Le chiffre et la carte

21 au 23 septembre – Colloque international – Université du Québec à Montréal, Montréal

Le chiffre (le recensement, les enquêtes statistiques, les données, les artefacts comme le taux de chômage ou l’indice des prix) et la carte (les descriptions géographiques, les différents types de cartes, géologiques, topographiques, etc., leur soubassement foncier) sont deux des technologies dont parle Benedict Anderson dans son célèbre Imagined Communities et qui, avec le musée, ont contribué à forger l’imaginaire national. Ces deux technologies ont rarement été analysées parallèlement ou conjointement.
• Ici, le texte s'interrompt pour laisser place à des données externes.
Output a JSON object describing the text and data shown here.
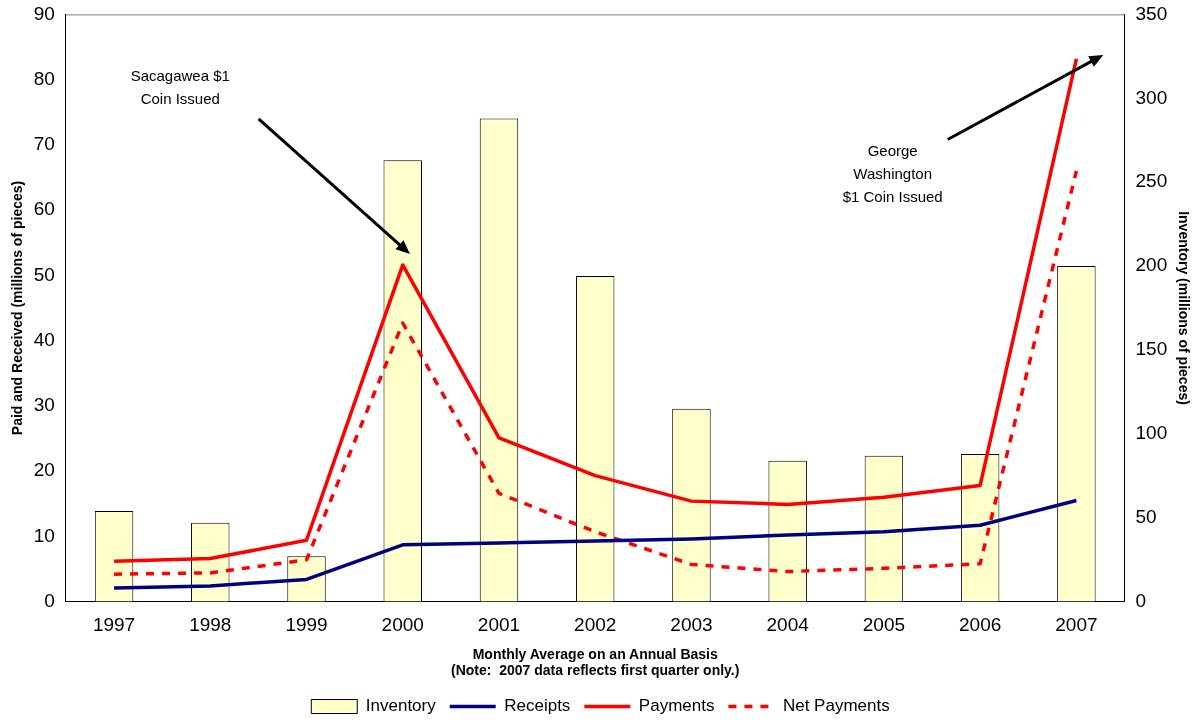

C’est ce que nous tenterons de faire durant ce colloque qui réunit des spécialistes de sociohistoire de la quantification et de cartographie historique provenant d’Amérique latine, d’Amérique du nord et d’Europe.
Centré autour de trois ateliers consacrés à l’Amérique latine, le colloque, organisé par Jean-Pierre Beaud et Jean-Guy Prévost, permettra de montrer l’énorme développement de la recherche sur l’Amérique latine du point de vue du rôle du chiffre et de la carte. Il mettra aussi en parallèle cette production avec celle des spécialistes d’autres aires géographiques, l’Amérique du nord, l’Europe et l’Afrique. De plus, ce colloque fera communiquer divers savoirs (politologique, sociologique, démographique, historique, etc.) et dialoguer différentes générations de spécialistes de l’histoire de la raison statistique et cartographique.

 

Entre le ciel et la terre Cosmographie et savoirs à la Renaissance

L’Atelier du CRH, n°17, 2017

Ce dossier dirigé par Jean-Marc Besse, Leonardo Ariel Carrió Cataldi et Andrés Vélez Posada étudie le développement, au début de l’époque moderne, de la cosmographie ainsi que des pratiques et des savoirs visant, au sens large, à décrire le monde. Au carrefour des études de la Renaissance, de l’histoire des sciences, de l’histoire intellectuelle et de celle des empires, les contributions dressent un cadre d’analyse large et riche de débats historiographiques à partir d’un choix suggestif des problématiques et des cas d’étude. De l’analyse des expériences géographiques dans la Venise de Ramusio ou dans la Séville du Padrón Real à l’étude des traités traversés par des disputes cosmologiques et religieuses écrits par Louis Le Roy, Sebastian Frank ou Marin Mersenne, les différents articles du dossier interrogent la stabilité des savoirs sur le monde. De l’exploration de leurs configurations et de leurs rapports dans un périmètre aussi large que possible, entre le ciel et la terre, une proposition générale émerge : celle d’envisager la cosmographie à la Renaissance non pas par une définition restreinte mais plutôt comme un « terrain de savoirs » en pleine transformation.